I picked it up and lifted it to my ear. It made a little cheeping sound, and I’d held it gently in my hand to stare at it. There was a tiny little pinprick where the shell had been broken, but it was otherwise intact. Something had obviously been moving and was still alive in there, so I’d stuck the egg in my shirt pocket and walked back toward camp.

The next day, the duck had hatched. For a couple of days, I’d carried the duckling around in my shirt pocket to keep it warm, but then it had started to want to walk around and toddle all over the place, chasing after me.

The little fella is pretty protective, too. Hence the honking he does in Jake’s direction. I very gently bump him with the toe of my work boot so he’ll move along, and he walks around behind me to sit in the grass.

“When you finish up here,” Jake tells me, “I want you to go over to cabin number twenty-four and turn the water and the electricity back on.”

I think back, counting the cabins in the second row in my head. “The old Marshall cabin?” The fourth one on the left, on the second row, the Marshall place is a cabin I know really well, or at least I used to. I walk over and get a drink of water from a plastic jug that Katie, Jake’s wife, brought me a few hours ago when she saw me standing in the hot sun cutting up the fallen tree.

He nods. “Maimi Marshall called Pop and said she needed someone to open it up.”

I’d just closed it a couple of weeks ago, draining the water from the pipes and winterizing everything.

“Are they going to be using it?”

Jake shrugs. “Apparently. Pop was being really cryptic about it.”

Pop, Jake’s dad, is a cantankerous old man on a good day. If you catch him on a bad day, he’s even worse. If he’s being cryptic, there’s probably a reason.

“You remember the Marshalls?” Jake asks. He goes and starts to stand the logs I’ve already cut up on their ends, because I’m still going to have to split them. The duck watches him warily.

I nod. “I do.”

“Didn’t you have a thing with her granddaughter?” Jake chuckles to himself.

That’s the problem with going back to a place where you grew up. You know everyone, every story, and every scandal that ever graced or disgraced the place. “I wouldn’t call it a thing,” I mutter more to myself than to him. “We were, what? Twelve? Thirteen?”

“She was always so quiet,” Jake says. “I never could get her to say a word to me.”

I glare at him. “That’s because Abigail had good sense. Not like the rest of them.”

He laughs. “It all worked out in the end.”

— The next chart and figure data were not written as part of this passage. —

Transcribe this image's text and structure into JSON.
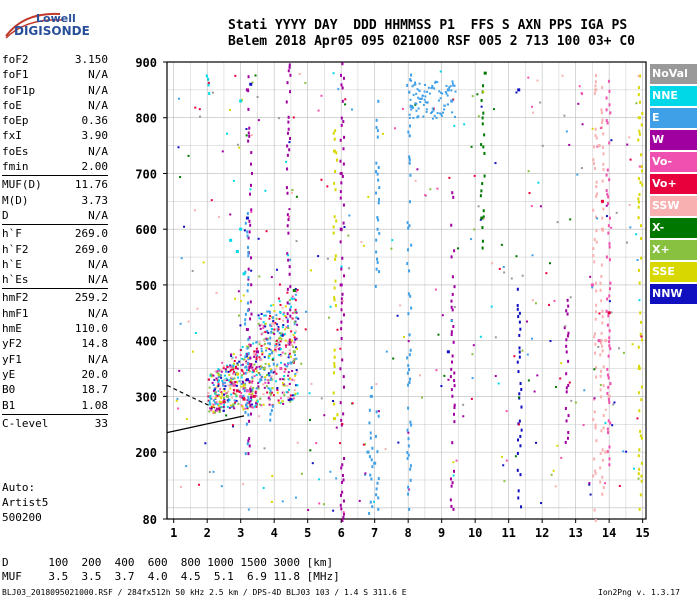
{
  "logo": {
    "line1": "Lowell",
    "line2": "DIGISONDE"
  },
  "header": {
    "row1": "Stati YYYY DAY  DDD HHMMSS P1  FFS S AXN PPS IGA PS",
    "row2": "Belem 2018 Apr05 095 021000 RSF 005 2 713 100 03+ C0"
  },
  "params": [
    [
      {
        "k": "foF2",
        "v": "3.150"
      },
      {
        "k": "foF1",
        "v": "N/A"
      },
      {
        "k": "foF1p",
        "v": "N/A"
      },
      {
        "k": "foE",
        "v": "N/A"
      },
      {
        "k": "foEp",
        "v": "0.36"
      },
      {
        "k": "fxI",
        "v": "3.90"
      },
      {
        "k": "foEs",
        "v": "N/A"
      },
      {
        "k": "fmin",
        "v": "2.00"
      }
    ],
    [
      {
        "k": "MUF(D)",
        "v": "11.76"
      },
      {
        "k": "M(D)",
        "v": "3.73"
      },
      {
        "k": "D",
        "v": "N/A"
      }
    ],
    [
      {
        "k": "h`F",
        "v": "269.0"
      },
      {
        "k": "h`F2",
        "v": "269.0"
      },
      {
        "k": "h`E",
        "v": "N/A"
      },
      {
        "k": "h`Es",
        "v": "N/A"
      }
    ],
    [
      {
        "k": "hmF2",
        "v": "259.2"
      },
      {
        "k": "hmF1",
        "v": "N/A"
      },
      {
        "k": "hmE",
        "v": "110.0"
      },
      {
        "k": "yF2",
        "v": "14.8"
      },
      {
        "k": "yF1",
        "v": "N/A"
      },
      {
        "k": "yE",
        "v": "20.0"
      },
      {
        "k": "B0",
        "v": "18.7"
      },
      {
        "k": "B1",
        "v": "1.08"
      }
    ],
    [
      {
        "k": "C-level",
        "v": "33"
      }
    ]
  ],
  "auto": {
    "l1": "Auto:",
    "l2": "Artist5",
    "l3": "500200"
  },
  "legend": [
    {
      "label": "NoVal",
      "color": "#999999"
    },
    {
      "label": "NNE",
      "color": "#00d8e8"
    },
    {
      "label": "E",
      "color": "#3fa0e8"
    },
    {
      "label": "W",
      "color": "#a000a0"
    },
    {
      "label": "Vo-",
      "color": "#f050b0"
    },
    {
      "label": "Vo+",
      "color": "#e8003c"
    },
    {
      "label": "SSW",
      "color": "#f8b0b0"
    },
    {
      "label": "X-",
      "color": "#007800"
    },
    {
      "label": "X+",
      "color": "#88c040"
    },
    {
      "label": "SSE",
      "color": "#d8d800"
    },
    {
      "label": "NNW",
      "color": "#1010c0"
    }
  ],
  "bottom": {
    "row1": "D      100  200  400  600  800 1000 1500 3000 [km]",
    "row2": "MUF    3.5  3.5  3.7  4.0  4.5  5.1  6.9 11.8 [MHz]"
  },
  "footer": {
    "left": "BLJ03_2018095021000.RSF / 284fx512h 50 kHz 2.5 km / DPS-4D BLJ03 103 / 1.4 S 311.6 E",
    "right": "Ion2Png v. 1.3.17"
  },
  "chart_data": {
    "type": "scatter",
    "title": "",
    "xlabel": "",
    "ylabel": "",
    "xlim": [
      0.8,
      15.1
    ],
    "ylim": [
      80,
      900
    ],
    "x_ticks": [
      1,
      2,
      3,
      4,
      5,
      6,
      7,
      8,
      9,
      10,
      11,
      12,
      13,
      14,
      15
    ],
    "y_ticks": [
      80,
      200,
      300,
      400,
      500,
      600,
      700,
      800,
      900
    ],
    "grid": true,
    "legend_position": "right",
    "series": [
      {
        "name": "NNE",
        "color": "#00d8e8",
        "points": [
          [
            2.9,
            560
          ],
          [
            3.0,
            600
          ],
          [
            3.1,
            520
          ],
          [
            2.7,
            580
          ],
          [
            3.0,
            830
          ]
        ]
      },
      {
        "name": "E",
        "color": "#3fa0e8",
        "points": [
          [
            6.9,
            300
          ],
          [
            6.8,
            200
          ],
          [
            7.0,
            180
          ],
          [
            8.1,
            820
          ],
          [
            9.2,
            850
          ],
          [
            9.3,
            830
          ],
          [
            4.5,
            360
          ],
          [
            3.6,
            330
          ]
        ]
      },
      {
        "name": "W",
        "color": "#a000a0",
        "points": [
          [
            6.0,
            700
          ],
          [
            6.0,
            600
          ],
          [
            6.0,
            500
          ],
          [
            3.2,
            850
          ],
          [
            3.2,
            420
          ],
          [
            3.5,
            380
          ]
        ]
      },
      {
        "name": "Vo-",
        "color": "#f050b0",
        "points": [
          [
            2.8,
            320
          ],
          [
            3.0,
            300
          ],
          [
            3.2,
            310
          ],
          [
            4.2,
            350
          ],
          [
            13.5,
            500
          ],
          [
            13.7,
            400
          ]
        ]
      },
      {
        "name": "Vo+",
        "color": "#e8003c",
        "points": [
          [
            2.5,
            290
          ],
          [
            2.9,
            310
          ],
          [
            3.1,
            295
          ],
          [
            3.4,
            300
          ],
          [
            13.8,
            650
          ],
          [
            14.0,
            450
          ]
        ]
      },
      {
        "name": "SSW",
        "color": "#f8b0b0",
        "points": [
          [
            13.6,
            850
          ],
          [
            13.7,
            750
          ],
          [
            13.8,
            600
          ],
          [
            13.9,
            400
          ],
          [
            14.0,
            300
          ],
          [
            13.9,
            200
          ]
        ]
      },
      {
        "name": "X-",
        "color": "#007800",
        "points": [
          [
            10.2,
            620
          ],
          [
            10.3,
            880
          ],
          [
            4.6,
            490
          ]
        ]
      },
      {
        "name": "X+",
        "color": "#88c040",
        "points": [
          [
            2.6,
            300
          ],
          [
            3.7,
            350
          ],
          [
            4.6,
            380
          ]
        ]
      },
      {
        "name": "SSE",
        "color": "#d8d800",
        "points": [
          [
            5.8,
            740
          ],
          [
            5.8,
            260
          ],
          [
            3.1,
            320
          ],
          [
            2.9,
            340
          ],
          [
            14.9,
            800
          ],
          [
            14.9,
            350
          ]
        ]
      },
      {
        "name": "NNW",
        "color": "#1010c0",
        "points": [
          [
            3.3,
            860
          ],
          [
            3.2,
            620
          ],
          [
            3.2,
            330
          ],
          [
            9.2,
            380
          ],
          [
            11.3,
            850
          ]
        ]
      }
    ]
  }
}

Jake has led a charmed life for the past few years. He left his job with the New York City police department after a scandal, when his partner got his wife pregnant, and he came home with his tail between his legs, claiming that he was only there to take care of his aging father, Mr. Jacobson. But he’d never left. He’d never left because Katie, his own blast from the past, had shown up that summer, too.

Now they have a house full of children, both hers and theirs, and they take care of the upkeep of the vacation compound. Pop Jacobson, the older Jacobson, likes to pretend he’s still in charge, but he really just rides around on his little red golf cart and chases his grandkids from place to place. Occasionally, he dispenses some wisdom but mostly he just does whatever he wants.

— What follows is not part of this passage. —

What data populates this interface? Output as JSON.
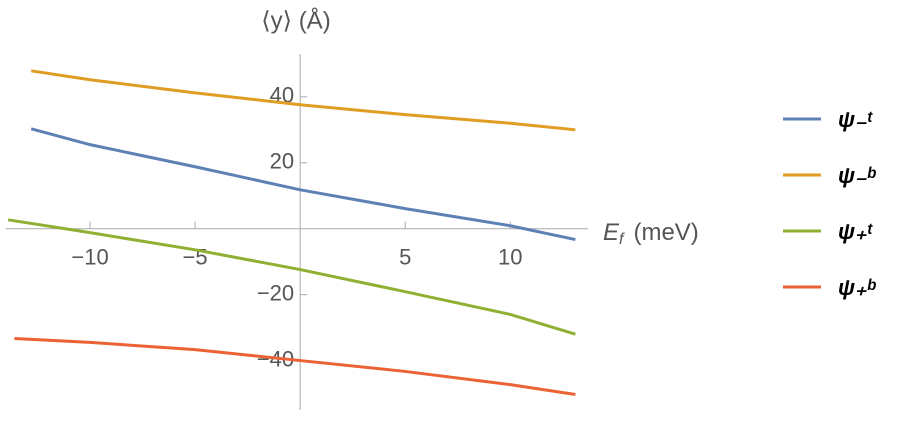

To tell the truth, Mr. Jacobson has always scared the pants off me. He has a way of making you feel about an inch tall, and if you cross him, you know it immediately. So I’ve steered as clear of him as I can ever since I arrived to start working.

I lift my noise-cancelling headphones like I’m going to put them back on. “You need anything else?”

Jake shakes his head and turns to leave, but then turns back. “Katie doesn’t like that you’re living in the campground,” he says. He fidgets a little, jamming his hands in his pockets.

“Is that so?” I stand with the headphones pulled open wide over my ears, but I haven’t let them go.

“She wants you to move into one of the cabins, since the nights are getting colder.”

I shake my head. “I’m not cold.”

“Well, you will be soon. It’s supposed to drop into the forties next week.”

I shake my head again. “I’m fine where I’m at,” I reply. Then I let the headphones fall, signaling that I think this conversation is over. He opens his mouth to say something else, but he closes it again and then walks away. He looks back at me over his shoulder once, but he keeps going, thank God.